Tuesday, April 10, 2007

FG and the NEITI initiative

The economic reforms of the Federal Govern ment being experimented in different sectors of the economy is poised for a boost when the senate reconvenes and it passes into law the Nigeria Extractive Industries Transparency Initiative (NEITI) Bill.

The real sector, which is the manufacturing sector of the Nigerian economy has suffered a great neglect and must be given utmost attention in our drive to be one of the best 20 economies in year 2020.

The senate when reconvenes is expected to pass into law a Bill for an Act to provide for the establishment of the Nigeria Extractive Industries Transparency Initiative (NEITI), which has earlier been presented to the upper house by the Committee on Establishment and Public Service headed by Felix Ibru.

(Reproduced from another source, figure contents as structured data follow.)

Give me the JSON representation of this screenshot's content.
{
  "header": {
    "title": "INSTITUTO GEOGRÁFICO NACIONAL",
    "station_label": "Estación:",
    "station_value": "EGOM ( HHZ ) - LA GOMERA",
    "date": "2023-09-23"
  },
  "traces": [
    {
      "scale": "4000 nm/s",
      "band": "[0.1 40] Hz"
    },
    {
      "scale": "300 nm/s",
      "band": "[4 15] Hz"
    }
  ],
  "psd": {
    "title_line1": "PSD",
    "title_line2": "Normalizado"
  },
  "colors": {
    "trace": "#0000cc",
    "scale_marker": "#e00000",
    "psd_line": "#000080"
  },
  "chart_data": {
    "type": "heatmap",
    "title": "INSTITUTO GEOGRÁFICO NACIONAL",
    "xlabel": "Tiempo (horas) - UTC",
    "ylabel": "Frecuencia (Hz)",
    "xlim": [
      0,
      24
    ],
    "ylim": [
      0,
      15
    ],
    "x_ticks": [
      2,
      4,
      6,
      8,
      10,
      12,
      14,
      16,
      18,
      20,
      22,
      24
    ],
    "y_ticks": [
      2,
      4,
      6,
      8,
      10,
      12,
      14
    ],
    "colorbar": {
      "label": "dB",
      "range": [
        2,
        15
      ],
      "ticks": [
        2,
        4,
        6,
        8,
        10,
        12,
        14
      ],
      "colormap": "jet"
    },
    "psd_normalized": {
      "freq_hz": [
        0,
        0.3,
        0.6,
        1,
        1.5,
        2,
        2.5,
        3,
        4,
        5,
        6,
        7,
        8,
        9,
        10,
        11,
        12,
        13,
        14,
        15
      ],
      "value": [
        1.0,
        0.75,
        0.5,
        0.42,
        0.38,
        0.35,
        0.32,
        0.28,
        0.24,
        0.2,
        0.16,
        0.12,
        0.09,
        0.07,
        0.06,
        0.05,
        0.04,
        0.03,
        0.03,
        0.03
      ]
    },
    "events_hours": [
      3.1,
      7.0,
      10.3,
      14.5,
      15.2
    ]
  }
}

Checks by Nigerian Tribune revealed that the Bill, among others, made a provision of #30 million fine on any company in the extractive industry, which defrauds or underpays the treasury. Another crucial aspect of the Bill that may send jitters to the unscrupulous operators is the two years imprisonment or a fine of #5 million that awaits a director or others connected with the management of such a company.

According to Felix Ibru when he was addressing the senate, the Bill would pave way for effective monitoring of payments into the federal coffers. Section 16 of the Bill reads “ an extractive Industry Company, which gives false information or report to the Federal government or its agencies regarding its volume or production, sales and income , or renders false statement of account under this Act to the Federal government or its agencies, resulting in the underpayment or non-payment of revenue accruable to the Federal government, or statutory recipients commits an offence and shall be liable on conviction to a fine not less than #30,000,000”.

When buttressing his point to the Senate, Ibru said it is through NEITI that independent auditors shall be appointed in line with international audit standards to carry out audit works of extractive companies representing some government agencies such as Central Bank of Nigeria (CBN), Department of Petroleum Resources (DPR),Federal Inland Revenue Services (FIRS) and others.

Mr Ibru further made mentioned of yet another important aspect of the Bill, which according to him would ensure effective performance of the NEITI, which is the clause for the creation of National Stakeholders Working Group (NSWG) to monitor practical use of the Bill. The issue of accountability in reporting of and disclosure of revenue by the extractive industries due to the government would also be the focus of NEITI.

Some of the targets of the Bill are to ensure due process, effective management of revenue from oil, gas and mining payments including taxes, dividends, and loyalties and transparency and accountability in payments and revenue receipts. On a very serious note, the nitty-gritty of the NEITI Bill is another yardstick to nip corruption in the bud in the extractive industries which it ( the Bill) embodies. The Section 16 of the Bill which frowns at underpayment or non-payment of revenue accruable to the Federal government and of course giving of doubtful information about the volume or production, inter alia, is highly commendable.

Be that as it may, one thing that will keep on being the subject of concern to the Nigerians is the implementers of whatever may have been mentioned in the Bill. Getting non-corrupt people to handle such a laudable assignment is always a hard nut to crack. The stakeholders are to watch out and of course follow up the implementation of the policy so that it will still not be an exercise in futility. The activities of the nimbies are Rubicons to be crossed in order to get expected results.

Suffice to say that, the Ibru Committee or the National Assembly for that matter may also need to look at how we can inject into the law of the land the effective use of our solid minerals, which are important raw materials for our extractive industries. One thing that may not be clear is the time limit with which the Senate will have time to look into the passage of the Bill when it reconvenes because of the exigency of political transition agenda that will be its major focus when elections would have been concluded.